When it happens, it's such an explosion that Piggy can't put together any kind of sound picture. There is a grunt, and a yell, a Tigre yell, must be, and air rushing into lungs, and air rushing out, and something sharp dragging across cement, and Pluto's lighter falling, and Piggy's helmet hitting the ground, like a skull cracking open, and something running, and over it all a guttural noise, an erupting volcano, a sound from the center of the earth.
    The wrought iron rusts through in Piggy's fingers. Echoes off of everything.
    "Tigre?" says Piggy.
    A breathing something. It's at the water, at the bars, coming over the fence.
    "Tigre?" Piggy says.
    "What is it? What?" says Pluto.
    "Run!" yells Piggy. "Run!"
    They trip over each other, go down in a tangle of Bad Bengali arms and legs. Piggy throws his hands out in front of his face. Drops like rain on his prickly skin. Blood is all he can think. Then a big Tigre laugh.
    "Pussies," says Tigre. "Pussy faggots."
    "Tigre?" says Pluto.
    "You thought Hobbes was coming to get you?" says Tigre. "Ho, ho, ho!"
    "Who's the baddest?" says Tigre. "Who?"
    "You touch him?" asks Tuna.
    "Touch him? I pull his tail."
    Piggy listens to Pluto and Tuna and Angel dance a circle around Tigre, slap the bare skin of Tigre, the brave skin of Tigre.
    "You touch the fucking tiger! You touch the baddest animal. Shit, shit, shit!"
    "Man, you large. You fucking large!"
    "You hear him roar? He was pissed man, pissed."
    All of Piggy's skin beating, like a heart, ticking, like time.
    "Piggy?" says Tigre.
    Tigre's okay. Everything's going to be okay.

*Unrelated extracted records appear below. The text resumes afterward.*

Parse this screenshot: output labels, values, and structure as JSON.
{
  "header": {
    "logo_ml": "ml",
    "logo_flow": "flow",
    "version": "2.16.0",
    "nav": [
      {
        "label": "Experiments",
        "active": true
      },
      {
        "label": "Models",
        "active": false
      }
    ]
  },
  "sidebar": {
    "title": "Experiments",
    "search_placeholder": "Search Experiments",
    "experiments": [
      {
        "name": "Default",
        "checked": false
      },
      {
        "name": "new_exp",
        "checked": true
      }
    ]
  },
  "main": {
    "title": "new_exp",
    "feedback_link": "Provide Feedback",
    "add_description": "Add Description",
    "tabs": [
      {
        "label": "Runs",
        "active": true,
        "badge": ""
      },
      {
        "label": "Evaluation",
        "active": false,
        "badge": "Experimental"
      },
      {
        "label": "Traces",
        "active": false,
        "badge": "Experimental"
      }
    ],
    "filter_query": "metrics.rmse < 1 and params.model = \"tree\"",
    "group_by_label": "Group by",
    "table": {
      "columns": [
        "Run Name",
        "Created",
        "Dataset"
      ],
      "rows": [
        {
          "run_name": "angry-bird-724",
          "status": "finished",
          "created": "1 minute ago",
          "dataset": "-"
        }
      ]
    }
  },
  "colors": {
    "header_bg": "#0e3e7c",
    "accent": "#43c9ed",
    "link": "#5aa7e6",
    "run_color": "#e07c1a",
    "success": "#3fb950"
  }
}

    "Where you at?" asks Tigre.
    Piggy wipes his face with his sleeve. All the heat has run out of this place.
    Piggy listening harder.
    "Piggy, what?"
    "I'm not hearing him," says Piggy.
    "I'm not hearing Hobbes."
    "Hearing him what?"
    Their own breathing dropping away.
    "Maybe he went inside. There's an inside."

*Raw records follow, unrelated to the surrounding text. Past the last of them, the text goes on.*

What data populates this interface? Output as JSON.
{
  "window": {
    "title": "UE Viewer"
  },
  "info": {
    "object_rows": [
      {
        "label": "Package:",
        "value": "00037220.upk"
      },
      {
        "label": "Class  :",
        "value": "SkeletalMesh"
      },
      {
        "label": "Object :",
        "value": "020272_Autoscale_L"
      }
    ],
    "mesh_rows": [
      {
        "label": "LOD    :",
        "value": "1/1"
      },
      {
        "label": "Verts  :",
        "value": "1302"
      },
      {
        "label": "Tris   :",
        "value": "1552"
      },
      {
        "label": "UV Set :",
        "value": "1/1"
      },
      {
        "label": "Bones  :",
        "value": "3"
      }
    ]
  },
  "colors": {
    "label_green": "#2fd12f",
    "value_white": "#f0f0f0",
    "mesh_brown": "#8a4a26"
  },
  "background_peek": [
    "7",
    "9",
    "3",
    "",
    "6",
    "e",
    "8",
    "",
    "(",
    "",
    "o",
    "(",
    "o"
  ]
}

    "Something fell," says Piggy. "Something went down hard."
    Pluto finds his lighter. Piggy at their shoulders, peering with the skin on his face. Quiet except the burning air. As clear a picture as his blind eyes have ever seen.
    "Hobbes sleeping?"
    "Twisted funny-like. Like awkward."
    "Hey, Hobbes, get up!"
    "That fucking tiger ain't moving, he's dead."
    "Dead?" says Tigre.
    "Probably a fucking heart attack, all those McNuggets."
    "Dead?" says Tigre again.
    "Fucking Mc-Heart attack for sure."



Piggy has fallen off the edge of a flat earth, into a darkness he has never known. He stumbles with his hands out in front of him, as if groping toward the end of his life. He kneels, to hold Tigre, to not fall over.

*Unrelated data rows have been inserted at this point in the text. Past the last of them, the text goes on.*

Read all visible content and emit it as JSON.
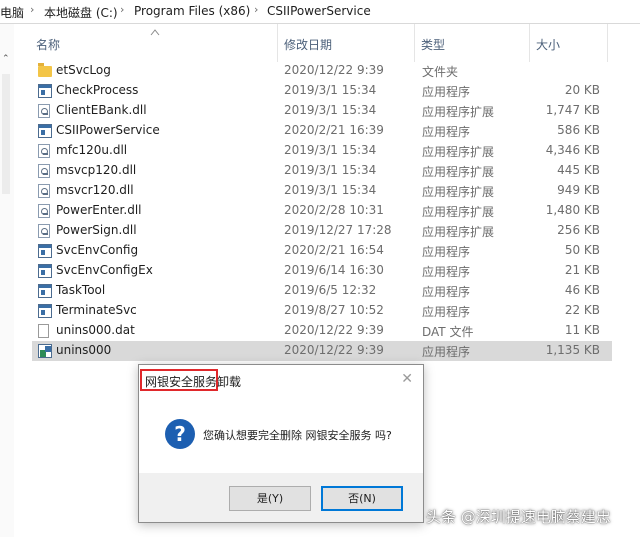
{
  "breadcrumbs": [
    "电脑",
    "本地磁盘 (C:)",
    "Program Files (x86)",
    "CSIIPowerService"
  ],
  "columns": {
    "name": "名称",
    "date": "修改日期",
    "type": "类型",
    "size": "大小"
  },
  "files": [
    {
      "name": "etSvcLog",
      "date": "2020/12/22 9:39",
      "type": "文件夹",
      "size": "",
      "icon": "folder-icon"
    },
    {
      "name": "CheckProcess",
      "date": "2019/3/1 15:34",
      "type": "应用程序",
      "size": "20 KB",
      "icon": "exe-icon"
    },
    {
      "name": "ClientEBank.dll",
      "date": "2019/3/1 15:34",
      "type": "应用程序扩展",
      "size": "1,747 KB",
      "icon": "dll-icon"
    },
    {
      "name": "CSIIPowerService",
      "date": "2020/2/21 16:39",
      "type": "应用程序",
      "size": "586 KB",
      "icon": "exe-icon"
    },
    {
      "name": "mfc120u.dll",
      "date": "2019/3/1 15:34",
      "type": "应用程序扩展",
      "size": "4,346 KB",
      "icon": "dll-icon"
    },
    {
      "name": "msvcp120.dll",
      "date": "2019/3/1 15:34",
      "type": "应用程序扩展",
      "size": "445 KB",
      "icon": "dll-icon"
    },
    {
      "name": "msvcr120.dll",
      "date": "2019/3/1 15:34",
      "type": "应用程序扩展",
      "size": "949 KB",
      "icon": "dll-icon"
    },
    {
      "name": "PowerEnter.dll",
      "date": "2020/2/28 10:31",
      "type": "应用程序扩展",
      "size": "1,480 KB",
      "icon": "dll-icon"
    },
    {
      "name": "PowerSign.dll",
      "date": "2019/12/27 17:28",
      "type": "应用程序扩展",
      "size": "256 KB",
      "icon": "dll-icon"
    },
    {
      "name": "SvcEnvConfig",
      "date": "2020/2/21 16:54",
      "type": "应用程序",
      "size": "50 KB",
      "icon": "exe-icon"
    },
    {
      "name": "SvcEnvConfigEx",
      "date": "2019/6/14 16:30",
      "type": "应用程序",
      "size": "21 KB",
      "icon": "exe-icon"
    },
    {
      "name": "TaskTool",
      "date": "2019/6/5 12:32",
      "type": "应用程序",
      "size": "46 KB",
      "icon": "exe-icon"
    },
    {
      "name": "TerminateSvc",
      "date": "2019/8/27 10:52",
      "type": "应用程序",
      "size": "22 KB",
      "icon": "exe-icon"
    },
    {
      "name": "unins000.dat",
      "date": "2020/12/22 9:39",
      "type": "DAT 文件",
      "size": "11 KB",
      "icon": "dat-file-icon"
    },
    {
      "name": "unins000",
      "date": "2020/12/22 9:39",
      "type": "应用程序",
      "size": "1,135 KB",
      "icon": "uninstaller-icon"
    }
  ],
  "dialog": {
    "title_highlight": "网银安全服务",
    "title_rest": "卸载",
    "message": "您确认想要完全删除 网银安全服务 吗?",
    "yes_label": "是(Y)",
    "no_label": "否(N)",
    "icon": "question-icon",
    "close_icon": "close-icon"
  },
  "watermark": "头条 @深圳提速电脑蔡建忠",
  "colors": {
    "highlight": "#e0282b",
    "selected_row": "#d9d9d9",
    "header_text": "#4c607a",
    "focus_border": "#0078d7"
  }
}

    "I'm sorry," says Piggy.
    "I love that Hobbes," says Tigre.
    "I'm sorry," says Piggy again.
    "What am I going to do with no Hobbes?"
    As if seeing himself for the first time. The taste of his own teeth in his mouth. Piggy, who already knew too much, knows more. We are the baddest animal, thinks Piggy. The baddest animal is me. The summer Tigre is still going to be the champion of the world, the summer Piggy still reads books.